Her room light clicked off, her form vanishing into the darkness. It took a long while before he felt comfortable enough to leave his post outside her window. After what Wilhelmina had told her, he feared she would take off for the palace the first chance she could get, giving the archduke and the Spider exactly what each of them wanted.
It took some time, but Dino eventually convinced Amber to wait until he finished his own part in the Spider’s plan. But even then, he knew she wouldn’t wait for long. One way or the other, this would all end for them at the Black Palace, and if he didn’t play smart about it, he’d be dust and Amber would be dead.
“Or would she?” he wondered, cradling his chin. The archduke wanted Amber for the thing inside her. Could it really be Eve? Was Eve even real? He never took much stock in religion. No
one in Afterlife did. For all they knew, this was their Heaven—or Hell—and neither God nor The Devil announced themselves to the souls who lived there.

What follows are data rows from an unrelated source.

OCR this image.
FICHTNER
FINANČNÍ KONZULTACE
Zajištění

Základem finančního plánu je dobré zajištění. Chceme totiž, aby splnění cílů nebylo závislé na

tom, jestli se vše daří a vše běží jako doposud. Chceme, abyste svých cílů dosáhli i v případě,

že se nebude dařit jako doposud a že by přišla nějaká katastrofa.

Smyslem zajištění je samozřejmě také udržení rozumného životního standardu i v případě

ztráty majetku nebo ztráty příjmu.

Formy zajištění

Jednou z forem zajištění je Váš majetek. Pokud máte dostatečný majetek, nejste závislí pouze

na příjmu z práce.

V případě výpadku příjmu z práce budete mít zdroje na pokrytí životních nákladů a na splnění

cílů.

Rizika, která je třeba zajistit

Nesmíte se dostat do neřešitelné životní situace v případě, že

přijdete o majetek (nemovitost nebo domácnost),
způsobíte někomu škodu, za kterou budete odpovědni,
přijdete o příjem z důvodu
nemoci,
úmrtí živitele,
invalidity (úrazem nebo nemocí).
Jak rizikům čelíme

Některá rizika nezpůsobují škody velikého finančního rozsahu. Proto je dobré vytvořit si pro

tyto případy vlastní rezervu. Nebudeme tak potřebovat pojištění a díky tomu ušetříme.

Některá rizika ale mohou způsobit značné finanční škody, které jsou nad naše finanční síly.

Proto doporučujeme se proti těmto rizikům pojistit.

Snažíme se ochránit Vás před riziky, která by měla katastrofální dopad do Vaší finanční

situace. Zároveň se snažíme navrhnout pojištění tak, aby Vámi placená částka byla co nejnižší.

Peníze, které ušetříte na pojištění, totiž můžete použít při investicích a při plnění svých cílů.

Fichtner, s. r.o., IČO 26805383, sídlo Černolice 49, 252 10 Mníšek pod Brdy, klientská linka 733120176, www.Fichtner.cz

He sighed and reached into his jacket, pulling out the folded parchment tucked into his inner pocket. He floated away from the street and unfolded the paper, studying the detailed map of General West’s estate. Patrols were marked, their routes drawn through the halls with accompanying times. West’s blackjackets were mostly poltergeists, but there would be an odd smattering of the other curses in their ranks.
Dino committed the map to memory. Satisfied he could quickly recall each twist and turn of the estate and the guards who patrolled it, he tore the parchment to shreds and tossed it into a gutter where the sewer would swallow it. With a kick off the ground, he took to the sky, soaring above the city streets, rising into a night awash with the bright and beautiful stars dazzling against the deep black.
The wind whooshed and whistled around him, toying with his ethereal form. He scanned the inner districts glowing beneath him, a maze of neon jewels and delicate structures crowded with a never-ending stream of people.
In the distance, he spotted a dark square squatting like a cancer among the lights. It unnerved him. Despite being invisible in his phantom form, he felt as if the archduke’s eyes weighed on him, burrowed in his heart, pried inside his mind.
Dino shook off the feeling. He turned his back to the Black Palace and raced through the sky until he came to the familiar curling streets of the Grand Braid where General West’s palace sat.
West’s estate filled a full city block. Massive arches formed its first floor, the second a cluster of elegant domes capped by ornate gold and silver weathervanes. Statues lined the plaza surrounding his estate, each one a figure of antiquity from those earliest days of Afterlife.